Dos puntos para Doc. Tenía un talento natural para mitigar al instante sus sonrisas con una pregunta repentina y que le daba qué pensar.

– ¿Qué hay de él? ¿Lo tiene en mente?

– No.

– ¿Está segura?

– Por supuesto que estoy segura.

– No queda nada…

– No.

Frunció el entrecejo, dubitativo.

– Cuando se lo he mencionado ha puesto usted una cara graciosa de verdad.

Por dentro estaba suplicándole que no la hiciese pasar por aquello.
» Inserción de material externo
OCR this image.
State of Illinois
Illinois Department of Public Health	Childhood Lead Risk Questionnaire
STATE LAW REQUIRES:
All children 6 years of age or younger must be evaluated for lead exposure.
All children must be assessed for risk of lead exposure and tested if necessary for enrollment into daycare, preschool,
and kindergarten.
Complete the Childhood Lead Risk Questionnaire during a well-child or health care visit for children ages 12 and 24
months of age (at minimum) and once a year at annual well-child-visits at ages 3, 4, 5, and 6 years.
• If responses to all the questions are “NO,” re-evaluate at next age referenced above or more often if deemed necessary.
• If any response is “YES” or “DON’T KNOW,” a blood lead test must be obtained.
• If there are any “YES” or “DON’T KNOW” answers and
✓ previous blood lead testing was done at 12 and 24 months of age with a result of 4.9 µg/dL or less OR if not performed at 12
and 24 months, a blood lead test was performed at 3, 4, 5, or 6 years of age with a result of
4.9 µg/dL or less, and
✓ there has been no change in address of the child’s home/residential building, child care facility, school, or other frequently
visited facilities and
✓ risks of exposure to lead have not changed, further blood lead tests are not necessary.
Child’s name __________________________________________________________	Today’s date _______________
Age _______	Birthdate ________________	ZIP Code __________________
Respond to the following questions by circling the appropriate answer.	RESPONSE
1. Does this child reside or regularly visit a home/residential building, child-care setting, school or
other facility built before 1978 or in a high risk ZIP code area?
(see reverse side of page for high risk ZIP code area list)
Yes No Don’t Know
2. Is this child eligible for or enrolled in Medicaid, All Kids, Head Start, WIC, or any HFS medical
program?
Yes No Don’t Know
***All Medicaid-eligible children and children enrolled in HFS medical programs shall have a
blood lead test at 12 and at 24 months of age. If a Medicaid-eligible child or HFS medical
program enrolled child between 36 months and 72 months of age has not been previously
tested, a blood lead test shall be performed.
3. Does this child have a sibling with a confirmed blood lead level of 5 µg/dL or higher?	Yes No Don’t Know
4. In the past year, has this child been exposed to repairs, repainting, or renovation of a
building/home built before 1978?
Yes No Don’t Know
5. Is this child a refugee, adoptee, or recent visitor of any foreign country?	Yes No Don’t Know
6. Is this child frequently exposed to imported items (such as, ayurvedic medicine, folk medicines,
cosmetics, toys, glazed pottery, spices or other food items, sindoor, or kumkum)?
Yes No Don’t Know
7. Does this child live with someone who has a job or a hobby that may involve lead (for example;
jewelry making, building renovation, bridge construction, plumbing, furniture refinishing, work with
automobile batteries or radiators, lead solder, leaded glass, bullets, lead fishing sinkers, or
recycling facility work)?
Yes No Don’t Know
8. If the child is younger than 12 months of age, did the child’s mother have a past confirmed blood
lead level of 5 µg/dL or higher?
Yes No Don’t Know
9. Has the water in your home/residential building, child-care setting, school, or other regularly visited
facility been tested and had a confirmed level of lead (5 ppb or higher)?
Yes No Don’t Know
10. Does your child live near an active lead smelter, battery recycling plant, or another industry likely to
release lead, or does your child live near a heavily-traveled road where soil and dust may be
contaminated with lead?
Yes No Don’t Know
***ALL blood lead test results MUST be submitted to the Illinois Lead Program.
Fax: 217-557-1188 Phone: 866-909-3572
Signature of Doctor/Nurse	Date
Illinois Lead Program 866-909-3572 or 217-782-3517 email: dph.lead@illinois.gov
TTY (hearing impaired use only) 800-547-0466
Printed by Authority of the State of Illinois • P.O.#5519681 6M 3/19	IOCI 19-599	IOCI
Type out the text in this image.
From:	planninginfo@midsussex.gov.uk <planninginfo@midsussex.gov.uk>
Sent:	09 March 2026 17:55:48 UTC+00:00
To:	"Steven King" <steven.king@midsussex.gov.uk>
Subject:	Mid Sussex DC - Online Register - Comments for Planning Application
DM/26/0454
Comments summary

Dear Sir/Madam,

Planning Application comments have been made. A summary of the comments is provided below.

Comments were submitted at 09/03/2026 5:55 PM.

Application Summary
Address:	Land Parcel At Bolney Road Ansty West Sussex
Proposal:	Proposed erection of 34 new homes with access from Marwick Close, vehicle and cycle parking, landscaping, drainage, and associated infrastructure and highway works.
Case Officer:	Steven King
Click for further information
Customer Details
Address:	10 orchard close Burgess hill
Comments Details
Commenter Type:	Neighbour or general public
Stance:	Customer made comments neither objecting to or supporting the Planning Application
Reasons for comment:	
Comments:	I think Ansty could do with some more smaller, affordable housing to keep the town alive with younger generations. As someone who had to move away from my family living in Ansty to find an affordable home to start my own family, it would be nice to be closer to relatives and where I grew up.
De la misma manera, contarle la historia le serviría para matar su curiosidad.

– John Malone. Un gran nombre de la televisión. Con una cara y una voz en consecuencia. Nos conocimos a través del trabajo y nos enamoramos como locos. Los primeros meses fueron una bendición. Luego, poco después de que nos casáramos, fue contratado por un canal como corresponsal en el extranjero.

– Ah. Ya entiendo.

– No, no lo entiende -replicó ella-. En absoluto. Los celos profesionales no entraban en juego. Era una oportunidad fantástica para John y estuve francamente a favor de la misma. La idea de vivir en el extranjero resultaba excitante. Me imaginaba viviendo en París o en Londres o en Roma. Pero se tenía que elegir entre América del Sur o Bosnia. Esto fue antes de que los americanos oyeran hablar por primera vez de Bosnia. Los combates allí estaban sólo empezando.

Sin pensarlo, tiró de un hilo suelto del dobladillo de la camiseta.

– Naturalmente, le animé para que se decantara por lo más seguro, Río. Adonde, casualmente, yo podía acompañarle. No me gustaba la idea de que mi pareja me dejara en los Estados Unidos para irse a una zona en guerra, sobre todo a una zona con fronteras tan indefinidas y en la que todo el mundo estaba aún decidiendo de qué bando estaba.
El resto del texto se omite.